Importantly enough in 1921, President Harding presented her with one gram of radium as recognition of her accomplishments and service to science.
Curie’s work contributed substantially to form the world of the twentieth and twenty-first centuries. During her path of scientific achievements, she had to overcome numerous barriers that were placed in her way just because she was a woman. Astonishingly, Curie insisted that monetary gifts should be given to the scientific institutions rather than to her.
Moreover, she and her husband often refused to receive awards and medals. As Albert Einstein once remarked she was possibly the only person who could not be corrupted by fame.

By the way, a unit of radioactivity (the curie symbol-Ci) is named in her honor. Furthermore, the element with atomic number 96 and three radioactive minerals are also named after Marie and her husband.
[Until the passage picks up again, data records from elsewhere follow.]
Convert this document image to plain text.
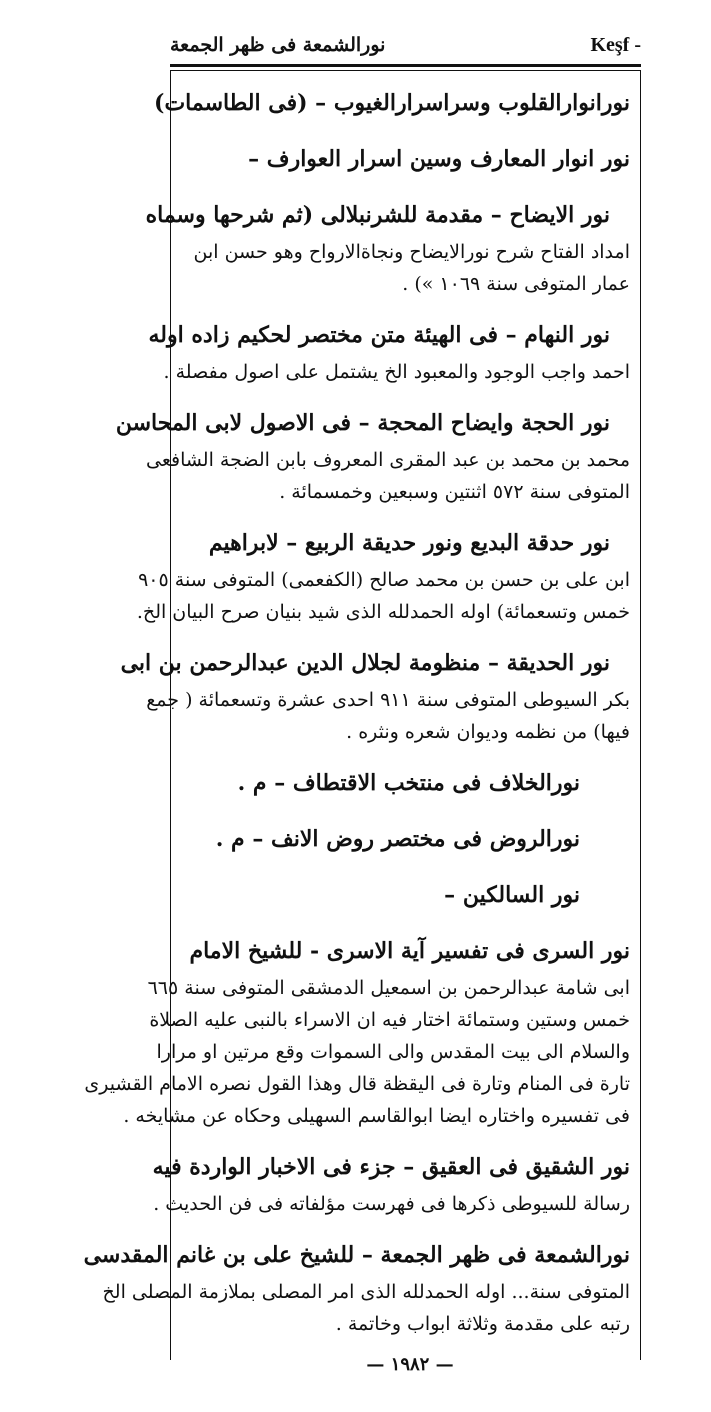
نورالشمعة فى ظهر الجمعة	Keşf -
نورانوارالقلوب وسراسرارالغيوب – (فى الطاسمات)
نور انوار المعارف وسين اسرار العوارف –
نور الايضاح – مقدمة للشرنبلالى (ثم شرحها وسماه
امداد الفتاح شرح نورالايضاح ونجاةالارواح وهو حسن ابن
عمار المتوفى سنة ١٠٦٩ ») .
نور النهام – فى الهيئة متن مختصر لحكيم زاده اوله
احمد واجب الوجود والمعبود الخ يشتمل على اصول مفصلة .
نور الحجة وايضاح المحجة – فى الاصول لابى المحاسن
محمد بن محمد بن عبد المقرى المعروف بابن الضجة الشافعى
المتوفى سنة ٥٧٢ اثنتين وسبعين وخمسمائة .
نور حدقة البديع ونور حديقة الربيع – لابراهيم
ابن على بن حسن بن محمد صالح (الكفعمى) المتوفى سنة ٩٠٥
خمس وتسعمائة) اوله الحمدلله الذى شيد بنيان صرح البيان الخ.
نور الحديقة – منظومة لجلال الدين عبدالرحمن بن ابى
بكر السيوطى المتوفى سنة ٩١١ احدى عشرة وتسعمائة ( جمع
فيها) من نظمه وديوان شعره ونثره .
نورالخلاف فى منتخب الاقتطاف – م .
نورالروض فى مختصر روض الانف – م .
نور السالكين –
نور السرى فى تفسير آية الاسرى - للشيخ الامام
ابى شامة عبدالرحمن بن اسمعيل الدمشقى المتوفى سنة ٦٦٥
خمس وستين وستمائة اختار فيه ان الاسراء بالنبى عليه الصلاة
والسلام الى بيت المقدس والى السموات وقع مرتين او مرارا
تارة فى المنام وتارة فى اليقظة قال وهذا القول نصره الامام القشيرى
فى تفسيره واختاره ايضا ابوالقاسم السهيلى وحكاه عن مشايخه .
نور الشقيق فى العقيق – جزء فى الاخبار الواردة فيه
رسالة للسيوطى ذكرها فى فهرست مؤلفاته فى فن الحديث .
نورالشمعة فى ظهر الجمعة – للشيخ على بن غانم المقدسى
المتوفى سنة... اوله الحمدلله الذى امر المصلى بملازمة المصلى الخ
رتبه على مقدمة وثلاثة ابواب وخاتمة .
— ١٩٨٢ —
You can also find her name on the Monument to the X-ray and Radium Martyrs of All Nations in Hamburg, Germany.
Also, many locations around the world are named after Marie Curie: a metro station in Paris, Polish nuclear research reactor, the 7000 Curie asteroid, several institutions such as the Maria Skłodowska–Curie Institute of Oncology in Warsaw and the Institut Curie in Paris, the Maria Skłodowska-Curie Museum in Warsaw and many other locations.
By the way, her laboratory in Paris is preserved as the Musée Curie. It’s also important to mention that there are many biographies devoted to her, such as Ève Curie “Madame Curie”, Françoise Giroud’s “Marie Curie: A Life”, Barbara Goldsmith’s “Obsessive Genius: The Inner World of Marie Curie” and many others.
So returning to our question of who was the first woman to win the Nobel Prize we can surely claim that as one of the most famous and outstanding women scientists to date, Marie Curie is a true icon in the scientific world.